Eppure, nella libertà, siamo nati e cresciuti: spesso la sostituiamo con la licenza, che ci permette ogni tipo di trasgressione. Godiamo d’un benessere che sconfina nello sperpero, consentendoci di materializzare ogni capriccio. E abbiamo la possibilità di studiare in università: cosa che, fino ad un pugno di anni fa, era un lusso riservato a quei pochi privilegiati che, privi di organi ed elezioni, non avevano voce in capitolo.

Oggi, invece, possiamo eleggere i nostri rappresentanti: per far sentire la nostra voce non abbiamo più bisogno di occupare le piazze e le aule dei potenti. Perché in quelle aule, oggi, possiamo sederci anche noi.

Queste grazie dovrebbero renderci più responsabili, maturi, più attenti alla realtà che ci circonda. Per quale motivo, allora, la violenza sta ritornando in scena? Che senso ha, in questo scenario, la rappresentanza universitaria? Che valore vogliamo dare alle sue istituzioni? La riteniamo veramente utile?
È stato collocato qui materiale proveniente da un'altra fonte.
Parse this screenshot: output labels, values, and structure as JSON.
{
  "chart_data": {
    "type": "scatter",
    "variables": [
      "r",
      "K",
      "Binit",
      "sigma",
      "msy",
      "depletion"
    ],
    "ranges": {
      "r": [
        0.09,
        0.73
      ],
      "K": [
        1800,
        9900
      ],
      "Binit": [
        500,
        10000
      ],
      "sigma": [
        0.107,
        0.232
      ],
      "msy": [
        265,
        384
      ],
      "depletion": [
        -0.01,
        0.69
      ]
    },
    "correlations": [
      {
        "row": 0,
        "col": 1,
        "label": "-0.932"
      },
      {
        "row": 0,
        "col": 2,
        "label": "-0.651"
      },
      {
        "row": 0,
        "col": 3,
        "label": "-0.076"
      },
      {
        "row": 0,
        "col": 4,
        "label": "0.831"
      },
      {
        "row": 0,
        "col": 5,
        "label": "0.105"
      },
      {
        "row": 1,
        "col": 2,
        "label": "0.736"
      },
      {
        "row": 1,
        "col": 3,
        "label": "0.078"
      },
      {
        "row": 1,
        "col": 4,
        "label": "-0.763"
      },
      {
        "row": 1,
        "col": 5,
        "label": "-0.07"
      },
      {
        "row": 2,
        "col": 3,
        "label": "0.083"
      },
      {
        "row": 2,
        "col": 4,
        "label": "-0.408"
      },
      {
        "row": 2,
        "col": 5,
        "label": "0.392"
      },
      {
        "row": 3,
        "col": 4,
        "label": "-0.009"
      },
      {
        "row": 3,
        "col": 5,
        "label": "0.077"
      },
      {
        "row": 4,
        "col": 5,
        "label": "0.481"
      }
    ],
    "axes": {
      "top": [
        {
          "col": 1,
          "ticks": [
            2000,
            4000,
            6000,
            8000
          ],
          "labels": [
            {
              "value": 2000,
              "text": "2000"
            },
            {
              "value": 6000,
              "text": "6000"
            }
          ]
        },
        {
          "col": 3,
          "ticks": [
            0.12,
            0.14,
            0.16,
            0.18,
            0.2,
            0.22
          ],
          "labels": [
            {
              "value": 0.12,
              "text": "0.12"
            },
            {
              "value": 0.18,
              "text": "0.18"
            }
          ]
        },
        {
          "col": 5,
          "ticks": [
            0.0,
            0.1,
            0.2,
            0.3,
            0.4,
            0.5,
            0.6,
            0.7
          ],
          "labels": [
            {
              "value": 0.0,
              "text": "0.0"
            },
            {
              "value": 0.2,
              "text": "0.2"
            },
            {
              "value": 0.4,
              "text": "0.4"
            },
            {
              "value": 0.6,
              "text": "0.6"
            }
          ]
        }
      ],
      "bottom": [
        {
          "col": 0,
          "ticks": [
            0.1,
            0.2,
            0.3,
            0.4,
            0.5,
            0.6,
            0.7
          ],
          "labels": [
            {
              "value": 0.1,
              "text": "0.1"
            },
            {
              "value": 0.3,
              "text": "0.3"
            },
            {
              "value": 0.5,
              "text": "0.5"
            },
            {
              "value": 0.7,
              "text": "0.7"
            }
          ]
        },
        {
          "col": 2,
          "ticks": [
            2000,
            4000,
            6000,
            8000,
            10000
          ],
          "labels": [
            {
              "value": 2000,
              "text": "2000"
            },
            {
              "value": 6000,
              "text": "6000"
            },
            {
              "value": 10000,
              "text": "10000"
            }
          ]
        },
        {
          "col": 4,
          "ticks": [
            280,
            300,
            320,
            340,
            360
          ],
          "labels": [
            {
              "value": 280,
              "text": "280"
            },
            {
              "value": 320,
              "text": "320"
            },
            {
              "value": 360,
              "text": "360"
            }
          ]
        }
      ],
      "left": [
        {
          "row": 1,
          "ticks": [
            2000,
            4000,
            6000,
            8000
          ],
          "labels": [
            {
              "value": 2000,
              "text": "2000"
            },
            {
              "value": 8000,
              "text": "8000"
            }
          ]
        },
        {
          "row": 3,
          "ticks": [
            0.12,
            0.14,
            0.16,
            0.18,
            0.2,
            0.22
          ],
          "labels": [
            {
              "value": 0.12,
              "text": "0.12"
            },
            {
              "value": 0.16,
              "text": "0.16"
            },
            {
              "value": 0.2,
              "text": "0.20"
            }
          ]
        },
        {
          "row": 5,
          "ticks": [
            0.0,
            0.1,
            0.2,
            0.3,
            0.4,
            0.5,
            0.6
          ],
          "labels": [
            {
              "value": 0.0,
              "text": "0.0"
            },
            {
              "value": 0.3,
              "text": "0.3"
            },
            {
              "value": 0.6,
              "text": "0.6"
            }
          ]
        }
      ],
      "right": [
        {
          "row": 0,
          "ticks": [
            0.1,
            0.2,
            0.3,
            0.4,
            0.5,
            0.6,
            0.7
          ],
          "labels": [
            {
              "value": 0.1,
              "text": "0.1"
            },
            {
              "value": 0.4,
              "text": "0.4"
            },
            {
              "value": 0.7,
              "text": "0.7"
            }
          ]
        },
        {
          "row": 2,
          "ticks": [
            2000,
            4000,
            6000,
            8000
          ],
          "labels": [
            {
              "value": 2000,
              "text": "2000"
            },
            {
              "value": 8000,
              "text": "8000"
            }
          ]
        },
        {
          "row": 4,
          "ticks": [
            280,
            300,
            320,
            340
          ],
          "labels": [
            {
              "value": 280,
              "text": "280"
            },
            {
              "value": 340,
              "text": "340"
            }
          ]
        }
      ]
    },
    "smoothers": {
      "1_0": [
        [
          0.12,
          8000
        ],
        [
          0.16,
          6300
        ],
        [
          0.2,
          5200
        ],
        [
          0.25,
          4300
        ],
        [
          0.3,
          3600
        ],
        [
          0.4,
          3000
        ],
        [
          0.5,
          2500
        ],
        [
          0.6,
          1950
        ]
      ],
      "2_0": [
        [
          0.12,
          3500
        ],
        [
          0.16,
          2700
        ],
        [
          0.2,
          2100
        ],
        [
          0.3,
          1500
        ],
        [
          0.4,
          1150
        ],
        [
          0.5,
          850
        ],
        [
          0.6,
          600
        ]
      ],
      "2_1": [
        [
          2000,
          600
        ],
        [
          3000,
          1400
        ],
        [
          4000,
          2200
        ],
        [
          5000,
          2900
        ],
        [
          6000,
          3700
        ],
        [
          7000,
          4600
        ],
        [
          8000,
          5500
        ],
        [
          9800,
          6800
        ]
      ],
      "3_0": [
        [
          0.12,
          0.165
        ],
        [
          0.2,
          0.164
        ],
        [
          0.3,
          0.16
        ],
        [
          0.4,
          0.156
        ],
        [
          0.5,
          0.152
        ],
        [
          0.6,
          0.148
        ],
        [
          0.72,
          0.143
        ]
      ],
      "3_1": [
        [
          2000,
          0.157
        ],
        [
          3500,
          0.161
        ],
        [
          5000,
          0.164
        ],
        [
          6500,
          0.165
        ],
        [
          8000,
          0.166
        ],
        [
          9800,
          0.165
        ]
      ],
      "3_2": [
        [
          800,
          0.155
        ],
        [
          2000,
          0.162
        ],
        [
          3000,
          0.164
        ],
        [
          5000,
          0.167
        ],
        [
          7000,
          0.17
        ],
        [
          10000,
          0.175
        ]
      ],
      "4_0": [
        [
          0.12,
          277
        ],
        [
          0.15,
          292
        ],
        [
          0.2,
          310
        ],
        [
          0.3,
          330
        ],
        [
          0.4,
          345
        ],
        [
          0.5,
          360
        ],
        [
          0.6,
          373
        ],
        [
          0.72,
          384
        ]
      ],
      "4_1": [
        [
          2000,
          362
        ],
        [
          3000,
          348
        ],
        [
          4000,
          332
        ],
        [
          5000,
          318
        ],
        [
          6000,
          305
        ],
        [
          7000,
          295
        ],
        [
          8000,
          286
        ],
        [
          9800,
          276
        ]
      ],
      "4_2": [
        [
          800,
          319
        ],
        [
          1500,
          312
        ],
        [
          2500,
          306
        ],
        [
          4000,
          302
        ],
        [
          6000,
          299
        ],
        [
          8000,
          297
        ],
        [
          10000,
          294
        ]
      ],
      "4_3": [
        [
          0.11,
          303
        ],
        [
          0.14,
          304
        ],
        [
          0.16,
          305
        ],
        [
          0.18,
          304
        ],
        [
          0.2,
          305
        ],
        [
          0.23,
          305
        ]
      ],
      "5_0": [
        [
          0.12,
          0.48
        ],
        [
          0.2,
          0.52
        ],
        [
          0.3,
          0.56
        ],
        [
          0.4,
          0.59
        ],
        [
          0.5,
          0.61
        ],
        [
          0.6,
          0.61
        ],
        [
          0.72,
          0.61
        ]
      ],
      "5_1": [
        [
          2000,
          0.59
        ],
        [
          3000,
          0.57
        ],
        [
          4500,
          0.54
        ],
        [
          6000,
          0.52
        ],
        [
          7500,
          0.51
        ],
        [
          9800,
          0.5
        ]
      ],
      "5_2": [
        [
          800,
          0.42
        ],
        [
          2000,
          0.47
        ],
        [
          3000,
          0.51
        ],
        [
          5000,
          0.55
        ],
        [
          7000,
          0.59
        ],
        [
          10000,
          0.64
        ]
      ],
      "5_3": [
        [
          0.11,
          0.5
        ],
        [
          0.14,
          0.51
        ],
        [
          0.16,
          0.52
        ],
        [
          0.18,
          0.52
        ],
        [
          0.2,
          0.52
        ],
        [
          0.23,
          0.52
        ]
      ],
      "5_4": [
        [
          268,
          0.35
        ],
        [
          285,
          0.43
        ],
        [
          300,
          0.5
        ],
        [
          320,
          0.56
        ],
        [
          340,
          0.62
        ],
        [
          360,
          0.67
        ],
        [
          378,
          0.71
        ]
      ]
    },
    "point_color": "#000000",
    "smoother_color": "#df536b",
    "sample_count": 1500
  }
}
Ne sentiamo ancora il bisogno?

Alessandro Frosio


[1] Dal primo capitolo de La forza della ragione di Oriana Fallaci.

[2] Dichiarazione di Elia Montani, senatore di Obiettivo Studenti.

[3] Art.326 co.1 Codice Penale: “il pubblico ufficiale o la persona incaricata di un pubblico servizio, che, violando i doveri inerenti alle funzioni o al servizio, o comunque abusando della sua qualità, rivela notizie di ufficio, le quali debbano rimanere segrete, o ne agevola in qualsiasi modo la conoscenza, è punito con la reclusione da sei mesi a tre anni.”